I kind of felt that, well, through photography, through the photographs, we were being immortalized. And if we were lucky and we made it, fine, we had the moment captured on a photograph. And if we didn't make it, if we weren't lucky, there we were, captured in Elsa's photographs.
I try to encourage women who are newly diagnosed with cancer to join a support group and be with other women who are going through exactly what they're going through. Because there is nobody else who understands what it's like, how you feel, what your fears are. There's nobody else who understands why the first thing you think of when you wake up in the morning is, am I going to die? Am I going to be okay? And the last thing you think about before you go to sleep, am I going to die, am I going to be okay ?

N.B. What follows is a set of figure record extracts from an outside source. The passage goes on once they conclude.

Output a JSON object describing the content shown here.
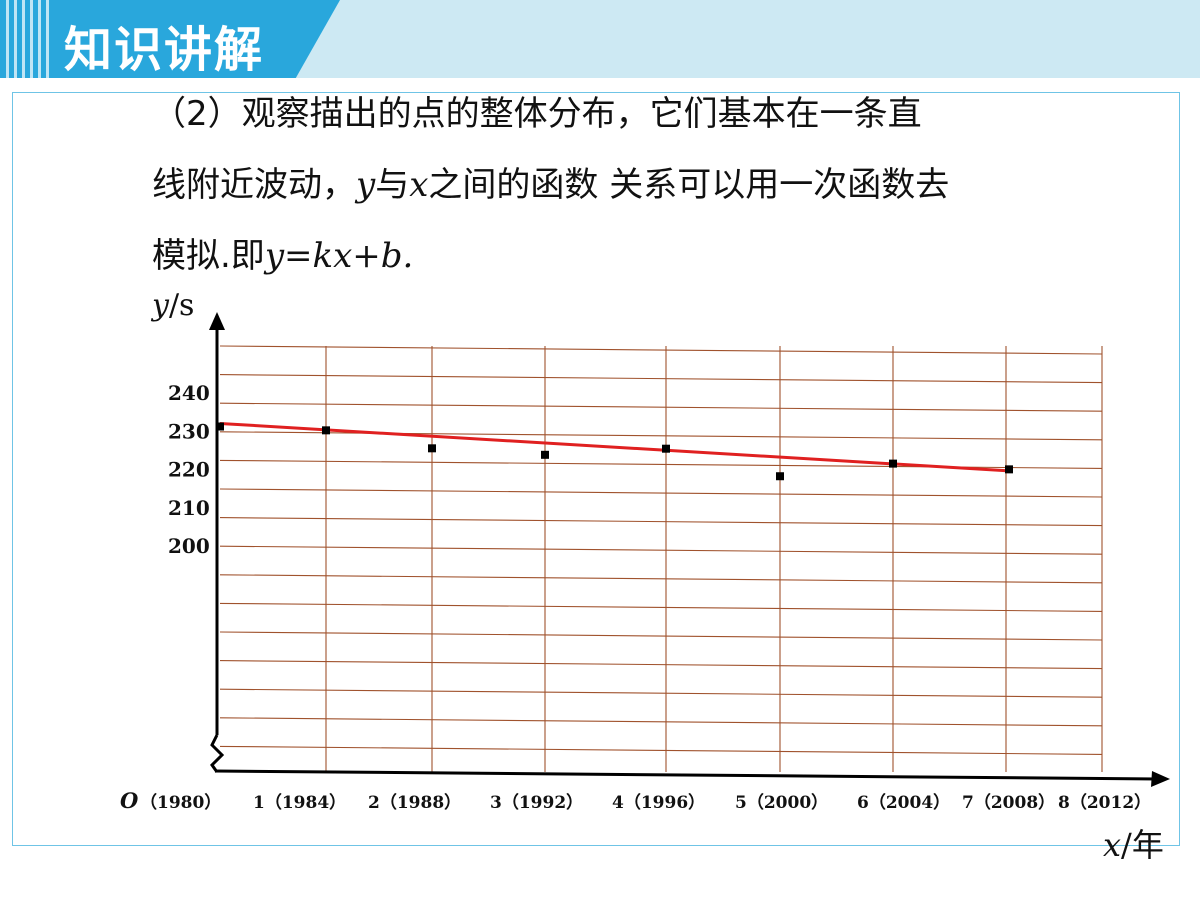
{
  "header": {
    "title": "知识讲解"
  },
  "text": {
    "line1": "（2）观察描出的点的整体分布，它们基本在一条直",
    "line2_a": "线附近波动，",
    "line2_y": "y",
    "line2_b": "与",
    "line2_x": "x",
    "line2_c": "之间的函数 关系可以用一次函数去",
    "line3_a": "模拟.即",
    "line3_eq": "y=kx+b."
  },
  "chart_data": {
    "type": "scatter",
    "ylabel": "y/s",
    "xlabel": "x/年",
    "origin_label": "O",
    "x_ticks": [
      "（1980）",
      "1（1984）",
      "2（1988）",
      "3（1992）",
      "4（1996）",
      "5（2000）",
      "6（2004）",
      "7（2008）",
      "8（2012）"
    ],
    "y_ticks": [
      "240",
      "230",
      "220",
      "210",
      "200"
    ],
    "series": [
      {
        "points": [
          {
            "x": 0,
            "y": 231.5
          },
          {
            "x": 1,
            "y": 230.5
          },
          {
            "x": 2,
            "y": 225.8
          },
          {
            "x": 3,
            "y": 224.1
          },
          {
            "x": 4,
            "y": 225.7
          },
          {
            "x": 5,
            "y": 218.5
          },
          {
            "x": 6,
            "y": 221.8
          },
          {
            "x": 7,
            "y": 220.3
          }
        ]
      }
    ],
    "trend_line": {
      "from": {
        "x": 0,
        "y": 232.3
      },
      "to": {
        "x": 7,
        "y": 219.9
      },
      "color": "#e02020"
    },
    "xlim": [
      0,
      8
    ],
    "ylim": [
      200,
      240
    ],
    "grid": true,
    "grid_color": "#a0522d",
    "axis_break": true
  }
}
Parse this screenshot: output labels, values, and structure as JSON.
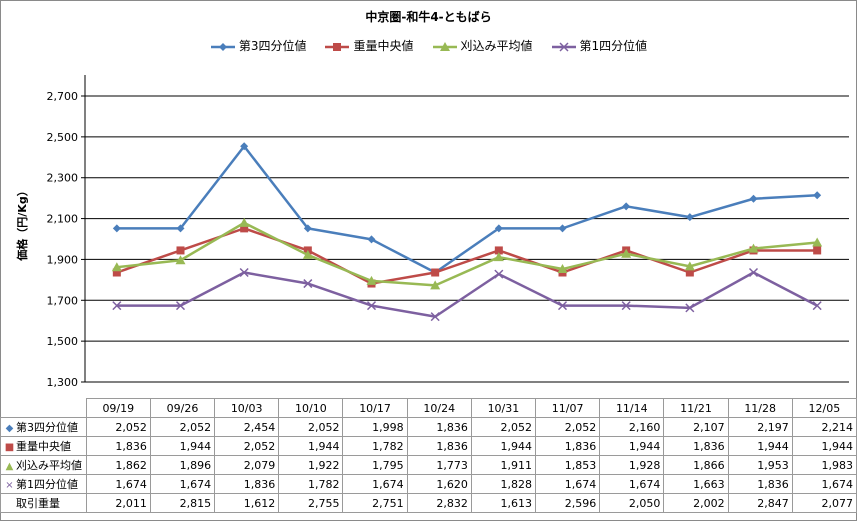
{
  "chart_data": {
    "type": "line",
    "title": "中京圏-和牛4-ともばら",
    "ylabel": "価格（円/Kg）",
    "xlabel": "",
    "categories": [
      "09/19",
      "09/26",
      "10/03",
      "10/10",
      "10/17",
      "10/24",
      "10/31",
      "11/07",
      "11/14",
      "11/21",
      "11/28",
      "12/05"
    ],
    "ylim": [
      1300,
      2700
    ],
    "yticks": [
      "1,300",
      "1,500",
      "1,700",
      "1,900",
      "2,100",
      "2,300",
      "2,500",
      "2,700"
    ],
    "ytick_values": [
      1300,
      1500,
      1700,
      1900,
      2100,
      2300,
      2500,
      2700
    ],
    "grid": true,
    "legend_position": "top",
    "series": [
      {
        "name": "第3四分位値",
        "color": "#4a7ebb",
        "marker": "diamond",
        "values": [
          2052,
          2052,
          2454,
          2052,
          1998,
          1836,
          2052,
          2052,
          2160,
          2107,
          2197,
          2214
        ]
      },
      {
        "name": "重量中央値",
        "color": "#be4b48",
        "marker": "square",
        "values": [
          1836,
          1944,
          2052,
          1944,
          1782,
          1836,
          1944,
          1836,
          1944,
          1836,
          1944,
          1944
        ]
      },
      {
        "name": "刈込み平均値",
        "color": "#98b954",
        "marker": "triangle",
        "values": [
          1862,
          1896,
          2079,
          1922,
          1795,
          1773,
          1911,
          1853,
          1928,
          1866,
          1953,
          1983
        ]
      },
      {
        "name": "第1四分位値",
        "color": "#7d60a0",
        "marker": "x",
        "values": [
          1674,
          1674,
          1836,
          1782,
          1674,
          1620,
          1828,
          1674,
          1674,
          1663,
          1836,
          1674
        ]
      }
    ],
    "table": {
      "row_labels": [
        "第3四分位値",
        "重量中央値",
        "刈込み平均値",
        "第1四分位値",
        "取引重量"
      ],
      "rows": [
        [
          "2,052",
          "2,052",
          "2,454",
          "2,052",
          "1,998",
          "1,836",
          "2,052",
          "2,052",
          "2,160",
          "2,107",
          "2,197",
          "2,214"
        ],
        [
          "1,836",
          "1,944",
          "2,052",
          "1,944",
          "1,782",
          "1,836",
          "1,944",
          "1,836",
          "1,944",
          "1,836",
          "1,944",
          "1,944"
        ],
        [
          "1,862",
          "1,896",
          "2,079",
          "1,922",
          "1,795",
          "1,773",
          "1,911",
          "1,853",
          "1,928",
          "1,866",
          "1,953",
          "1,983"
        ],
        [
          "1,674",
          "1,674",
          "1,836",
          "1,782",
          "1,674",
          "1,620",
          "1,828",
          "1,674",
          "1,674",
          "1,663",
          "1,836",
          "1,674"
        ],
        [
          "2,011",
          "2,815",
          "1,612",
          "2,755",
          "2,751",
          "2,832",
          "1,613",
          "2,596",
          "2,050",
          "2,002",
          "2,847",
          "2,077"
        ]
      ]
    }
  }
}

Libby Each time I went to the hospital for my treatment or if it was for a doctor's appointment, I would identify myself as my Beth Israel Hospital number or my Social Security number. They're not interested in your name. They want to know your number so that they make sure that they give the medication to the right number. I was very solemn in this picture because I felt that I wasn't a person. I was a number being treated for breast cancer. A statistic.
Elsa Libby really wanted me take a picture of her holding a card with a number. She even brought cardboard and magic markers to my studio, along with an ugly hospital johnny, so she could draw a big number. She wanted to hold her number right across her chest. Number: I could only think of a prisoner's number or a concentration camp person's tattooed number. I couldn't get past it.
Luckily the hospital identity card was nothing to look at. Carol emptied all her charge cards. There was her drivers license. How about using that? Libby pulled out her license and so did Debbie. They looked at the pictures of themselves BEFORE the cancer. They really did look different.
Libby We held up our driver's licenses, which is kind of odd because on our driver's licenses we all have hair. In the portrait we're all women with no hair and we are holding up photos of ourselves with hair. But the driver's license is an identity card.